Des membres de l’ASLOCA défilent pour leur initiative sur les loyers
Action et conférence de presse pour annoncer le lancement de l’initiative sur les loyers, Berne, 16 mai 2025

Dans les grandes villes de Suisse, se loger est devenu un luxe. Alors que 60% de la population loue son logement, les loyers explosent: 25% d’augmentation en vingt ans, sans rapport avec l’évolution des salaires dans le même laps de temps. 

Aujourd’hui, des milliers de ménages économisent déjà sur d’autres besoins essentiels comme l’alimentation, la santé et les loisirs pour pouvoir payer leur loyer. Comme le soulignait Caritas en juin 2024, le logement est devenu le poste le plus important du budget des ménages dont les revenus sont faibles. 

Pourtant, le droit actuel (art. 269 du code des obligations) prévoit déjà que les loyers doivent être basés sur les coûts effectifs qu’ils engendrent pour la partie bailleresse, moyennant un rendement raisonnable pour celle-ci. Comment expliquer que cet article ne semble avoir aucun effet en regard des prix actuels des logements? Toute la charge de contrôle repose aujourd’hui sur les locataires. Sur les 240000 nouveaux baux qui sont signés chaque année, moins de 0,5% font l’objet d’une contestation du loyer initial, tous les autres entrent ensuite en force et ne peuvent plus faire l’objet d’une réévaluation. Entre méconnaissance du droit, peur des représailles et procédures complexes, les locataires laissent généralement passer les trente jours durant lesquels iels pourraient contester leur loyer.

Les locataires impuissant·exs face
à des loyers abusifs

Les rénovations énergétiques et les démolitions-reconstructions sont trop souvent utilisées comme prétexte pour augmenter les loyers, repoussant ainsi les locataires les plus modestes dans des périphéries de plus en plus lointaines et moins bien loties en service public. Ces travaux entraînent souvent des hausses massives de loyer, transformant des immeubles populaires peu ou pas entretenus en résidences labellisées Minergie hors de prix. Le logement, besoin humain fondamental, est donc devenu un «objet de rendement» comme un autre entre les mains d’acteurs financiers dont le but affiché est de maximiser les profits. 

En l’espace d’une vingtaine d’année, les propriétaires individuel·les, alors majoritaires encore dans les années 2000, cèdent rapidement la place à des investisseurs institutionnels et à leurs actionnaires (banques, assurances, sociétés anonymes, caisses de pension, etc.). En 2023, les sociétés immobilières détenaient 44,2% des logements locatifs contre 31,3% en 2000… et ce chiffre ne fait qu’augmenter.
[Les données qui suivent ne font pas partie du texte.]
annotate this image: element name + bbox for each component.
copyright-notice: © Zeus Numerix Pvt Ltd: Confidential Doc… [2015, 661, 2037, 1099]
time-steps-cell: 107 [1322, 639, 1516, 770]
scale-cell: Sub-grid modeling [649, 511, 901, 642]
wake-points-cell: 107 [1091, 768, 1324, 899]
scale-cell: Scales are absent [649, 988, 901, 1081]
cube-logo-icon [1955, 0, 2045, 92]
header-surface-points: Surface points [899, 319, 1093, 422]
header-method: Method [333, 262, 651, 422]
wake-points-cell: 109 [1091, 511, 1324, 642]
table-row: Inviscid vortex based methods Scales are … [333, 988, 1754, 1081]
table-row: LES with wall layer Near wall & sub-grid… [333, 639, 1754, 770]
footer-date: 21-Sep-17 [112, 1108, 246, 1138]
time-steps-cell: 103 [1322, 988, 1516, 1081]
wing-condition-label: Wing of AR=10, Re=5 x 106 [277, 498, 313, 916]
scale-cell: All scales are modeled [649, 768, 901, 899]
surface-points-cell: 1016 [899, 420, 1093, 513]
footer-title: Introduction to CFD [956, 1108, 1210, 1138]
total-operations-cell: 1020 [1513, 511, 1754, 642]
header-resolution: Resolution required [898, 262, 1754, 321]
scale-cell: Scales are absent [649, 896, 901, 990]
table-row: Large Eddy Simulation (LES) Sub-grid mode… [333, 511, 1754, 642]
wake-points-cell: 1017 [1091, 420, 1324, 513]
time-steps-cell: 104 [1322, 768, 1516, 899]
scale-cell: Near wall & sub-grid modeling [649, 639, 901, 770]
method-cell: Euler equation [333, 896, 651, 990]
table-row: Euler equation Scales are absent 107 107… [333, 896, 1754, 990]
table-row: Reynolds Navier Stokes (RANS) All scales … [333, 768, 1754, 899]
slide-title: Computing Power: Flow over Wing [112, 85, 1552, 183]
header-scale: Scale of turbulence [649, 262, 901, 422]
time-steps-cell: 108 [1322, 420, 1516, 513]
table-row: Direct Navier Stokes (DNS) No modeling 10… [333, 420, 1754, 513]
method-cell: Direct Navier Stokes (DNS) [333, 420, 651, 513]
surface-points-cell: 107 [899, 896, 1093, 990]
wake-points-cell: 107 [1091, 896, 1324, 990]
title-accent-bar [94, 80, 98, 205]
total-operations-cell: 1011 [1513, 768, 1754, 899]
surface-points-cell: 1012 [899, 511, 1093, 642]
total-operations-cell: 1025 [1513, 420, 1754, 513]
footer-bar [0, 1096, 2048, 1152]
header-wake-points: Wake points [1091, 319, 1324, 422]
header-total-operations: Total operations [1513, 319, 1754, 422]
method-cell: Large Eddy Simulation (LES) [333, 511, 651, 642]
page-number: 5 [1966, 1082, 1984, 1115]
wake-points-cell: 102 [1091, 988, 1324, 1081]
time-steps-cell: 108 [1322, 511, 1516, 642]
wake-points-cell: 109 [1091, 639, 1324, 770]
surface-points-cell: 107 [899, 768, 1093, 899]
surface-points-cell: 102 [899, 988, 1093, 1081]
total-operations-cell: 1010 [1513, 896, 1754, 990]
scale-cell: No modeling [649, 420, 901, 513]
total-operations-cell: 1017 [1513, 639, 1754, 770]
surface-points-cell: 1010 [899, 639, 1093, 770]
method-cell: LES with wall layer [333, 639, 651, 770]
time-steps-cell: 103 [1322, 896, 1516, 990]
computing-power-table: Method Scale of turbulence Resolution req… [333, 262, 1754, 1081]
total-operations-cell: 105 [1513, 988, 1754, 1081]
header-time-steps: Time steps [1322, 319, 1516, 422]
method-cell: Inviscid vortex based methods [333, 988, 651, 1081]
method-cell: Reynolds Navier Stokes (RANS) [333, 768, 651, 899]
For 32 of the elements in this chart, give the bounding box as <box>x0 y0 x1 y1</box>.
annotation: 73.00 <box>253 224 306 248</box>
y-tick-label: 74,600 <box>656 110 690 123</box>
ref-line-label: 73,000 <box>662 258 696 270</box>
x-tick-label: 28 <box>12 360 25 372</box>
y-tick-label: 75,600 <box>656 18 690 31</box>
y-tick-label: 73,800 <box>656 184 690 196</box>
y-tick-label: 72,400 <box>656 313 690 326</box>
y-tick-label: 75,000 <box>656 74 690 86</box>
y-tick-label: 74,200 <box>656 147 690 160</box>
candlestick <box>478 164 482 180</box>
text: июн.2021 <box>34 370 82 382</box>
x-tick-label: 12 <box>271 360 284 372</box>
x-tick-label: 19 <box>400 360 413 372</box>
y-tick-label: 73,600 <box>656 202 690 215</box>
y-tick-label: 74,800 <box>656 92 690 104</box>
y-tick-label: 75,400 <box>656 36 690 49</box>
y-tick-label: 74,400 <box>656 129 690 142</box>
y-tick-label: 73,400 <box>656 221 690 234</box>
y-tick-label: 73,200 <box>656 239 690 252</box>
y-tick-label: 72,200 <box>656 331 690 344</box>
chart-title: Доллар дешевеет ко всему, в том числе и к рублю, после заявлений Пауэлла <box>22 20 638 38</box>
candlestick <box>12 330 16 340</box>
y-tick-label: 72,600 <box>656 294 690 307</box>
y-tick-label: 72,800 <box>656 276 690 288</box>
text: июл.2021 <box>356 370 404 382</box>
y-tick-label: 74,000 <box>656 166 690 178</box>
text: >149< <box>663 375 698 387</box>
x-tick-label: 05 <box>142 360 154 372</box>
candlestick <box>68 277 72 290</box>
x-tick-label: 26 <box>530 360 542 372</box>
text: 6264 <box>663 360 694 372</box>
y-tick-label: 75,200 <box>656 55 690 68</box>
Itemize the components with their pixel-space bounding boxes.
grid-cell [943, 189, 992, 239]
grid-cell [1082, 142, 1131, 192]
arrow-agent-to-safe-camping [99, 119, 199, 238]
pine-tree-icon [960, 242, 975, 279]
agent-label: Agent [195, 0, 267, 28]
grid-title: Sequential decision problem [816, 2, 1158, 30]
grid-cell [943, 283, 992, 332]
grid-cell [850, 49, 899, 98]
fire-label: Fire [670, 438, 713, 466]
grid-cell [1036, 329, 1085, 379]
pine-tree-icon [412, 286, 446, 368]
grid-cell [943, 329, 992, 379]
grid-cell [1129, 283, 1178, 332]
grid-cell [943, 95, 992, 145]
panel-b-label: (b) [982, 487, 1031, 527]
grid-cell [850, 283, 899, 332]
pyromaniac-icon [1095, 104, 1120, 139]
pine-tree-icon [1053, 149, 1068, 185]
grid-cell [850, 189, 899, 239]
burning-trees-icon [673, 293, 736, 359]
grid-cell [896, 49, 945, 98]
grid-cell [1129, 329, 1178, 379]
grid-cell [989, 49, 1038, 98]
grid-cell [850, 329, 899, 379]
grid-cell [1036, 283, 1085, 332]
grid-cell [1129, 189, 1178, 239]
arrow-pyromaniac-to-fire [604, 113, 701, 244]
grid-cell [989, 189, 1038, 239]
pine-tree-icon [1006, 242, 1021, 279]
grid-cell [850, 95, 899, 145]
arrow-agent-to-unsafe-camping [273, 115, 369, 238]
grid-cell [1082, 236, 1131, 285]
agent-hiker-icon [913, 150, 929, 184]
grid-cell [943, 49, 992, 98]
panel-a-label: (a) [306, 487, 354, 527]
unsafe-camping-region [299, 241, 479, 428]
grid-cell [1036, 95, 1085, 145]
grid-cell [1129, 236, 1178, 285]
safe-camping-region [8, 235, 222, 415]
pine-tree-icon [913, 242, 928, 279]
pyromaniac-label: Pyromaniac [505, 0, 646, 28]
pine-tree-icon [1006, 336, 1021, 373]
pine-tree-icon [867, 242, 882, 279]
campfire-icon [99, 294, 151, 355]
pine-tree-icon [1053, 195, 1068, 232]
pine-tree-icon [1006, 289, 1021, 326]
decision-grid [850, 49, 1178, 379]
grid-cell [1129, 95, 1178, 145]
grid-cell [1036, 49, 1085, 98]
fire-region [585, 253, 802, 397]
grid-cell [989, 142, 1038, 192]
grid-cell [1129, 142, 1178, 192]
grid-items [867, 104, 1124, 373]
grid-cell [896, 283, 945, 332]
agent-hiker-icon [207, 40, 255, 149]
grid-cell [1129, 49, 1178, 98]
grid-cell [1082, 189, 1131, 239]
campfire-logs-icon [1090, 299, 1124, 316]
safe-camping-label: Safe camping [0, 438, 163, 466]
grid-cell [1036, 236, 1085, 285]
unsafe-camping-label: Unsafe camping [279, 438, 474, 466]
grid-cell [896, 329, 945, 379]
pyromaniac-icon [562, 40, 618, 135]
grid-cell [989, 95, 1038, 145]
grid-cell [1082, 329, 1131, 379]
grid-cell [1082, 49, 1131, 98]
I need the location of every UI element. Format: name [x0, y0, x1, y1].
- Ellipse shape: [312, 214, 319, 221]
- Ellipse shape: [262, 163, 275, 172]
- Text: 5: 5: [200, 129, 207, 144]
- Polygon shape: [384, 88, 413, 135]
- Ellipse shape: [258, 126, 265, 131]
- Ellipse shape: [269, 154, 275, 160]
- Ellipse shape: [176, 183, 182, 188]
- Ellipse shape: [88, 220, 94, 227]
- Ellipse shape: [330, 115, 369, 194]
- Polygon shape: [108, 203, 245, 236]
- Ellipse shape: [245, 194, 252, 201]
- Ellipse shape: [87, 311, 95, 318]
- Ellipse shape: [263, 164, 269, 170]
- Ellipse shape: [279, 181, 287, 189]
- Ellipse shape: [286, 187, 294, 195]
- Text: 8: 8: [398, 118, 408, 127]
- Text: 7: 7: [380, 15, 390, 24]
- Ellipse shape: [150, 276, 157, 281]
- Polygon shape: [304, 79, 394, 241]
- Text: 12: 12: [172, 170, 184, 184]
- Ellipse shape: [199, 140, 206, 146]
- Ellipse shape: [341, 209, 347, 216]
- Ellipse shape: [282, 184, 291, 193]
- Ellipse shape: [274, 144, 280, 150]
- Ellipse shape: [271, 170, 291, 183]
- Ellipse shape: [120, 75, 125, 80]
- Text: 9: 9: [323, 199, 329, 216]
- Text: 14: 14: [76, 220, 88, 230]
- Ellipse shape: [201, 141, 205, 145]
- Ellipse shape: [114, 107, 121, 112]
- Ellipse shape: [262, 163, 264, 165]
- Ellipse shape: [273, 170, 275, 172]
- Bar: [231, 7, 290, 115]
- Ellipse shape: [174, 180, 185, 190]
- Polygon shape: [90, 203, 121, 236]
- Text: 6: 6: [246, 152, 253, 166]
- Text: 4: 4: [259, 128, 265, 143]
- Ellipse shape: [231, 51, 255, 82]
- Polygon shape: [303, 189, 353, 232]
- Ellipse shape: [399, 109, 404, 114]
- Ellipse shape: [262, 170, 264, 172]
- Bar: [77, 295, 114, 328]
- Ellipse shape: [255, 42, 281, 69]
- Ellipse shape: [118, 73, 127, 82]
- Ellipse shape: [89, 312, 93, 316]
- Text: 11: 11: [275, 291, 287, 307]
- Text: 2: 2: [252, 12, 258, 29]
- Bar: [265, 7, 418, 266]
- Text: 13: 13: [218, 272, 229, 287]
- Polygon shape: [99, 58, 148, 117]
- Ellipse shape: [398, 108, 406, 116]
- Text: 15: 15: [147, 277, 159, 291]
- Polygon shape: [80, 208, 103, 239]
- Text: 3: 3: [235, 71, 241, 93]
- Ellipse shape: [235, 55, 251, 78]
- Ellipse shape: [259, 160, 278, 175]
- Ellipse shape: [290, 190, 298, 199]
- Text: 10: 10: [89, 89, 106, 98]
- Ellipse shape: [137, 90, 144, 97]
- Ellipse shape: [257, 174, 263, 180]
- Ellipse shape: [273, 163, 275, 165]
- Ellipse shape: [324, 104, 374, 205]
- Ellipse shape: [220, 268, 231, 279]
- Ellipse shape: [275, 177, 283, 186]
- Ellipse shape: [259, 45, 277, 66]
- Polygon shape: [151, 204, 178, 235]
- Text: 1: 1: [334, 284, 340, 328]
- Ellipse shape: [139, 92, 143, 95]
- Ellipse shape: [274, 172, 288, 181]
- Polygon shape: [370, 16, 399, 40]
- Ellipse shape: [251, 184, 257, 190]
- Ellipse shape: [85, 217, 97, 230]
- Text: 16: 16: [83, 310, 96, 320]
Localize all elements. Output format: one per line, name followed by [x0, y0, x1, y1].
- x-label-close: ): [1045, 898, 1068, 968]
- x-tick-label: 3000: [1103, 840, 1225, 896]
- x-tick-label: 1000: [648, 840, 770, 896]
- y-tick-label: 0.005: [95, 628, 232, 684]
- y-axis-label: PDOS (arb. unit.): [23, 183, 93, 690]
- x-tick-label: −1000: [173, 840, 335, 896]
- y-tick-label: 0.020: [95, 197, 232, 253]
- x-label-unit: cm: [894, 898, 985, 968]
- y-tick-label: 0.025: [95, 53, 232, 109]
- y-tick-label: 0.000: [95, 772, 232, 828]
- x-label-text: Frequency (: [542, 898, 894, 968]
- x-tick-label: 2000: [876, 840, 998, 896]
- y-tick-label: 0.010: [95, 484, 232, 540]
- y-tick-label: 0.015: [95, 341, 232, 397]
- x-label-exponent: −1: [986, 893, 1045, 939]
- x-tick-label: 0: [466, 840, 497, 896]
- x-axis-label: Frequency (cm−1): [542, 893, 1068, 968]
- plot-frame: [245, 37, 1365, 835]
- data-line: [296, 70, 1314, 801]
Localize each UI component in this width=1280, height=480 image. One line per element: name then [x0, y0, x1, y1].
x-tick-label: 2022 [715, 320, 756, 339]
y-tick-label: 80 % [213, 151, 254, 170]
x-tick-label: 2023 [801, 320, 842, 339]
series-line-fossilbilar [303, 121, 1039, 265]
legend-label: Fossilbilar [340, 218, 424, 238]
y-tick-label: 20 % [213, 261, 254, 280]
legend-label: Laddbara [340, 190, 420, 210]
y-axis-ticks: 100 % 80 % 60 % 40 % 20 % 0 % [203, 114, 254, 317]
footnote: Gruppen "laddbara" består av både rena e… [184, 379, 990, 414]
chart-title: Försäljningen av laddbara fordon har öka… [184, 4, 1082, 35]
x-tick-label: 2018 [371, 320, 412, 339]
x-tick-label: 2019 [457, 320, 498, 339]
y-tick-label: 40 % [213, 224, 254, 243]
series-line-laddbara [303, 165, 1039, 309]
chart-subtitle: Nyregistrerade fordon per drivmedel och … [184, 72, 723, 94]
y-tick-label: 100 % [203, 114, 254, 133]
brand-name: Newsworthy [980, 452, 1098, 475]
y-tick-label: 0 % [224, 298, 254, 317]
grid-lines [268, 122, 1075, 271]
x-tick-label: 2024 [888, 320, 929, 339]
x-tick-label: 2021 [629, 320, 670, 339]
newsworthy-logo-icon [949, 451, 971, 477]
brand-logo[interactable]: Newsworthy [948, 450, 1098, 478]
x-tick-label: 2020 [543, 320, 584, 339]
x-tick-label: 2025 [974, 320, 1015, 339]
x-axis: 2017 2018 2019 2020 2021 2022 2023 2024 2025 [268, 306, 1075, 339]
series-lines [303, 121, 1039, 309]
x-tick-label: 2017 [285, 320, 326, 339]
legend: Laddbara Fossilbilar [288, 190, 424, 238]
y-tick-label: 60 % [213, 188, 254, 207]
Une initiative de justice sociale: pour un contrôle régulier et automatique des loyers

En réponse à cette crise, les partis bourgeois n’ont qu’un seul mot à la bouche. Il faut construire, le plus vite possible, dans le plus d’endroits possible et faire tomber les barrières législatives qui pourraient s’y opposer. Le logement ne peut et ne doit pourtant pas être considéré selon une logique d’offre et de demande. Les locataires ne sont pas libres dans un marché de parfaite concurrence. Même le droit, si libéral en Suisse, reconnaît que les locataires sont la partie faible dans un contrat de bail. 

De la même manière qu’il faut lutter contre la spéculation alimentaire et la privatisation de nos besoins fondamentaux, il faut inverser la tendance et faire entrer dans les têtes et les bouches des journalistes et responsables politiques qu’un loyer admissible ne peut être que celui qui est basé sur les coûts et qu’un manque de logement vacant ne devrait avoir aucune incidence sur les prix des loyers. 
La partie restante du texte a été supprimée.